Given the absence of inflation, for the time being, the growth in earnings can be channelled to higher living standards, allowing consumption to support the economy in coming quarters. It appears that the supply side of the economy has some room for growth too - at least for now.
For those UK companies, that are linked to the economic strength of the UK, this is positive for earnings growth and should support their share prices. However, investors need to think carefully, about how to target their exposure within the UK equity market, given the impact of international and commodity-related exposure on relative performance in recent years.
After the employment news, sterling rose slightly against the US dollar, as traders focused on the support provided by wage growth and lower unemployment, for higher UK interest rates from the Bank of England. Further evidence of wage growth and domestic inflation will certainly bolster that case, but many factors need to fall into line for the Bank to raise interest rates.
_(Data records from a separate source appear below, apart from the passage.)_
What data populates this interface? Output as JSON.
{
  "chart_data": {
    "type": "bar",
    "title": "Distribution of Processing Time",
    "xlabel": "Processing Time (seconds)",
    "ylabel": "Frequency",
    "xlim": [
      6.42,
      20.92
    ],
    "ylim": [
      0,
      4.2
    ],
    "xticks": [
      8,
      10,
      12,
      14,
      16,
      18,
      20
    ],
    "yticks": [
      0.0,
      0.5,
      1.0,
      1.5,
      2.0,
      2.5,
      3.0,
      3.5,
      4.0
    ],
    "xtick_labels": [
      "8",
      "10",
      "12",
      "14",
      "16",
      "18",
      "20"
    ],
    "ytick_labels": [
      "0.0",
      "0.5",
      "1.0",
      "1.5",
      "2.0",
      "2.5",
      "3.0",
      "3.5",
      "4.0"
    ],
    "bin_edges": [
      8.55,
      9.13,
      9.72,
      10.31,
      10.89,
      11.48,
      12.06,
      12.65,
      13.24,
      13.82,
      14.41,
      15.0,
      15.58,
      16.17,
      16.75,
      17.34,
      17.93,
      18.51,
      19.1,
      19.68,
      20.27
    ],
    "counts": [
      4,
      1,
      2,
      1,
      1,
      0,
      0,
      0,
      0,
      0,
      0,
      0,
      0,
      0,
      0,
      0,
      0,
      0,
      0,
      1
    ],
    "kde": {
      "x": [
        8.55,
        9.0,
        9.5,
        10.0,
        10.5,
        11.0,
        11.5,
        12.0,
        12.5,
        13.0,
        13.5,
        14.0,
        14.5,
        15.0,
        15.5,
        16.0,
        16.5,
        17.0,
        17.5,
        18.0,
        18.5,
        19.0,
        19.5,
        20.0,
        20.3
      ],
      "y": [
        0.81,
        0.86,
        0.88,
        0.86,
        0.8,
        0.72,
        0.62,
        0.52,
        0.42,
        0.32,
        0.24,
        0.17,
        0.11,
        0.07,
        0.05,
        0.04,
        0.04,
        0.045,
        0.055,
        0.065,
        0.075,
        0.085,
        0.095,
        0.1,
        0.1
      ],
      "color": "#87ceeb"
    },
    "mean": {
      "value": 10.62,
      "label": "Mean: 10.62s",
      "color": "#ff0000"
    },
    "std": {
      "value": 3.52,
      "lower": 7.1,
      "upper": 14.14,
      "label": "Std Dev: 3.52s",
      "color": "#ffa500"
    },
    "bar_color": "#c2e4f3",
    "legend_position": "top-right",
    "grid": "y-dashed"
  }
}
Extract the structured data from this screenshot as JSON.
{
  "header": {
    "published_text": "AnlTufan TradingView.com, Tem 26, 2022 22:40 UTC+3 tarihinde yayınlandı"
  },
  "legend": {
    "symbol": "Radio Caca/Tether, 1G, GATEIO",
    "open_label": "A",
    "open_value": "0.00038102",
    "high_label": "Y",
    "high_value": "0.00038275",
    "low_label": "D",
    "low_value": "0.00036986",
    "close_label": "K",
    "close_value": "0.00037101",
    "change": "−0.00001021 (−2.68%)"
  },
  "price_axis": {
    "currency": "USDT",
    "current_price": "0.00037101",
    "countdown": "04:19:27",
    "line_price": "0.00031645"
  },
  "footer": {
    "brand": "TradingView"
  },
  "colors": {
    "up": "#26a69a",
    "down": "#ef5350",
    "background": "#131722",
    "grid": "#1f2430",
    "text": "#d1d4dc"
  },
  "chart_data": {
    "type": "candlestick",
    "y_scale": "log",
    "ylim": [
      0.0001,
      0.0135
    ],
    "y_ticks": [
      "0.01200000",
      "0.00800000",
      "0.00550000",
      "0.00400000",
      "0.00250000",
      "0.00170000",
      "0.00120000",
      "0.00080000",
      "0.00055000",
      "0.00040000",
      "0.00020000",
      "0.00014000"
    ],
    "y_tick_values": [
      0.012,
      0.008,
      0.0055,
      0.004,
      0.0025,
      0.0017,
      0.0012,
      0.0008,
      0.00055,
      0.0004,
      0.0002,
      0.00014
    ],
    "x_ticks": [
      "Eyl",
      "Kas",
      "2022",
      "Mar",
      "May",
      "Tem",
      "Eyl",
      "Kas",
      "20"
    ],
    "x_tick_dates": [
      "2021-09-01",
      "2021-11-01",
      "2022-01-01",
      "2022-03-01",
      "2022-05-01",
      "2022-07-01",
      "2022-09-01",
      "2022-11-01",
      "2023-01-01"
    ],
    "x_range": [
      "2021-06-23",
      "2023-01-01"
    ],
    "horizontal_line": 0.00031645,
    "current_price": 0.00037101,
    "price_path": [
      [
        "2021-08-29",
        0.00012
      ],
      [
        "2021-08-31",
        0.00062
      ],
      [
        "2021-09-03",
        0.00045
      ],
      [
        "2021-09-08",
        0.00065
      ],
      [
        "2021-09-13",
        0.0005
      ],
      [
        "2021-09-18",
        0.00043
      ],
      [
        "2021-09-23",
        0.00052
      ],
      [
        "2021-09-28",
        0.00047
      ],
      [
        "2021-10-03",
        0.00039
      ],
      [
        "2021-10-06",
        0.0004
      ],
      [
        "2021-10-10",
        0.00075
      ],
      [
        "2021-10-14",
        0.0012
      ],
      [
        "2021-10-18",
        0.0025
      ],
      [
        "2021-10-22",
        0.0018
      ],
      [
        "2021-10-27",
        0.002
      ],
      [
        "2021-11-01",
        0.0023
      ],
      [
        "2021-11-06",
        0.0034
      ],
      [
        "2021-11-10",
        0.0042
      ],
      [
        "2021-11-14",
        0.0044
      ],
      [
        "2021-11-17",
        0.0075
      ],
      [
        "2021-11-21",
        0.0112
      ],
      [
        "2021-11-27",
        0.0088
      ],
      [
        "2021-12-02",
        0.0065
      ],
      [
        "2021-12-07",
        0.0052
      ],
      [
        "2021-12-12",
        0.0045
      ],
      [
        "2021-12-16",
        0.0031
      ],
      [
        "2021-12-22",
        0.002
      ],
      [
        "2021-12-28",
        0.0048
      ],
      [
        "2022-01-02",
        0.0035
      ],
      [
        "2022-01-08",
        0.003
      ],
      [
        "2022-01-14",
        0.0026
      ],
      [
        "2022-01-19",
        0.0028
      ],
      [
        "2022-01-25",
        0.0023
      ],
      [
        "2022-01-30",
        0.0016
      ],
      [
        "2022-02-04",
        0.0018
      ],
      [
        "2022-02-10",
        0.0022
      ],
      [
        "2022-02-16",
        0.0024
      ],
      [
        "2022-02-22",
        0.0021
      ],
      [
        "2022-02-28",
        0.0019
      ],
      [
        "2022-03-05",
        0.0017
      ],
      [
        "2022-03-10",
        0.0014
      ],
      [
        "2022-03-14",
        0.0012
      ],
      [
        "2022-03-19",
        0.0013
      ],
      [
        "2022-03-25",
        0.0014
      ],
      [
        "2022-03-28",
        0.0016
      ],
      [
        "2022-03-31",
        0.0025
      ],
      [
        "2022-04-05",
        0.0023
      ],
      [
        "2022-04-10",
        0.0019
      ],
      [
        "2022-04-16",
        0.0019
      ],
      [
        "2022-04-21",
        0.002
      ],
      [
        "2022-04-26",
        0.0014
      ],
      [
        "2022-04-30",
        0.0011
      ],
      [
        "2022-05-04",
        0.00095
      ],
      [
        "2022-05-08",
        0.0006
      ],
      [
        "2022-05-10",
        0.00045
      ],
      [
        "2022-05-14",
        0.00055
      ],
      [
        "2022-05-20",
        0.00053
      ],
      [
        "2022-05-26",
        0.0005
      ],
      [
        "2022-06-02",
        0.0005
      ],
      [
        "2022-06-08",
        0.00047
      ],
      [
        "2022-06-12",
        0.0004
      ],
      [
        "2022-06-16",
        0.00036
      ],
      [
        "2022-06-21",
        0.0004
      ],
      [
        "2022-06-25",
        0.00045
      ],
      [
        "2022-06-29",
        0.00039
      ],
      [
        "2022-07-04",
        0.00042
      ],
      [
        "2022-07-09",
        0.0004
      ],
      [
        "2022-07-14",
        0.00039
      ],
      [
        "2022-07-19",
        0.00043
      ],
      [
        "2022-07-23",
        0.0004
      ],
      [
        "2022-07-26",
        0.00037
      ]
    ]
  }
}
Economic growth is needed to support equity prices and the key question still facing global markets is where this growth will come from.
The global manufacturing slowdown, which has been led by China, has spread to the US and the next few weeks are likely to be more challenging for markets as a result. We should expect continued volatility. The focus will once again shift to China and no doubt the world economic environment will feature in discussions during the visit of President Xi of China to the UK this week.
China released a range of data yesterday morning, with no obvious signs of a collapse in its economy. At 6.9%, growth came in slightly ahead of expectations, but industrial production disappointed, falling to 5.7% year on year, against consensus expectations of 6%.
Fixed asset investment also fell, more than expected, to 10.3%. However, as China seeks to develop stronger domestic demand, it was positive that retail sales showed an increase of 10.9% in September, up from 10.8% and higher than analysts' expectations. Continued improvement in domestic living standards will be needed to support political stability.
China is managing to continue to create jobs and provide growth in the service sector to compensate for weaker investment growth and industrial activity. Although the rate of growth has slowed to below the Chinese government's target, Chancellor of the Exchequer George Osborne is unlikely to be the only suitor at the Chinese door.
Many countries are now pinning their hopes on stronger links with what is now a global economic power, so as to benefit from growing Chinese consumer demand.